Dans les temps tumultueux entourant la septième croisade (qui ont conduit à la capture du roi Louis IX de France par les Égyptiens), les Mamelouks ont progressivement pris le pouvoir sur leurs dirigeants civils. En 1250, la veuve du sultan ayyoubide as-Salih Ayyub épousa un mamelouk, l'émir Aybak, qui devint alors sultan. Ce fut le début de la dynastie Bahri Mamluk, qui a gouverné l'Égypte jusqu'en 1517.

En 1260, lorsque les Mongols ont commencé à menacer l'Égypte, la dynastie Bahri était à son troisième sultan mamelouk, Saif ad-Din Qutuz. Ironiquement, Qutuz était turc (probablement un Turkmène) et était devenu un mamelouk après avoir été capturé et vendu en esclavage par les Ilkhanates Mongols.

Prélude à la confrontation

La campagne de Hulagu pour maîtriser les terres islamiques a commencé par une attaque contre les infâmes assassins ou Hashshashin de la Perse. Groupe dissident de la secte chiite Isma'ili, les Hashshashin étaient basés dans une forteresse à flanc de falaise appelée l'Alamut, ou «Nid d'aigle». Le 15 décembre 1256, les Mongols ont capturé Alamut et détruit le pouvoir du Hashshashin.

Ensuite, Hulagu Khan et l'armée Ilkhanate ont lancé leur assaut sur le cœur islamique proprement dit avec un siège sur Bagdad, qui a duré du 29 janvier au 10 février 1258. À cette époque, Bagdad était la capitale du califat abbasside (la même dynastie qui avait combattu les Chinois à Talas River en 751), et le centre du monde musulman. Le calife s'est appuyé sur sa conviction que les autres puissances islamiques viendraient à son aide plutôt que de voir Bagdad détruit. Malheureusement pour lui, cela ne s'est pas produit.

Lorsque la ville est tombée, les Mongols l'ont pillée et détruite, massacrant des centaines de milliers de civils et incendiant la Grande Bibliothèque de Bagdad. Les vainqueurs ont fait rouler le calife à l'intérieur d'un tapis et l'ont piétiné à mort avec leurs chevaux. Bagdad, la fleur de l'islam, a été détruite. Ce fut le sort de toute ville qui a résisté aux Mongols, selon les plans de bataille de Gengis Khan.

En 1260, les Mongols tournèrent leur attention vers la Syrie. Après seulement un siège de sept jours, Alep est tombée et une partie de la population a été massacrée. Ayant vu la destruction de Bagdad et d'Alep, Damas s'est rendu aux Mongols sans combattre. Le centre du monde islamique dérive maintenant vers le sud vers le Caire.
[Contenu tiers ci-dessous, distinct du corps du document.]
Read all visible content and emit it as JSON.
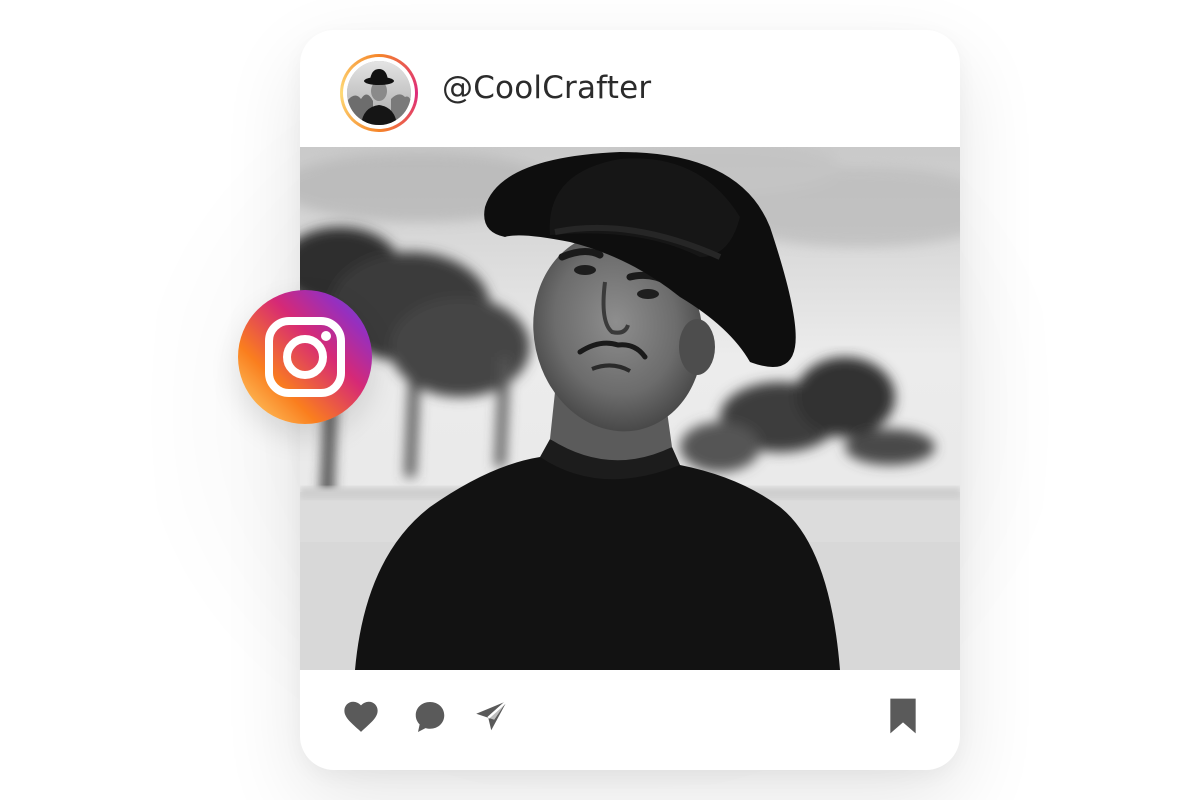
{
  "post": {
    "username": "@CoolCrafter"
  },
  "icons": {
    "badge": "instagram-icon",
    "like": "heart-icon",
    "comment": "comment-icon",
    "share": "send-icon",
    "save": "bookmark-icon"
  },
  "colors": {
    "icon": "#5a5a5a",
    "username_text": "#2b2b2b",
    "card_background": "#ffffff"
  }
}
Il est intéressant de noter que pendant cette période, les croisés contrôlèrent plusieurs petites principautés côtières en Terre Sainte. Les Mongols les ont approchés, offrant une alliance contre les musulmans. Les anciens ennemis des croisés, les Mamelouks, ont également envoyé des émissaires aux chrétiens offrant une alliance contre les Mongols.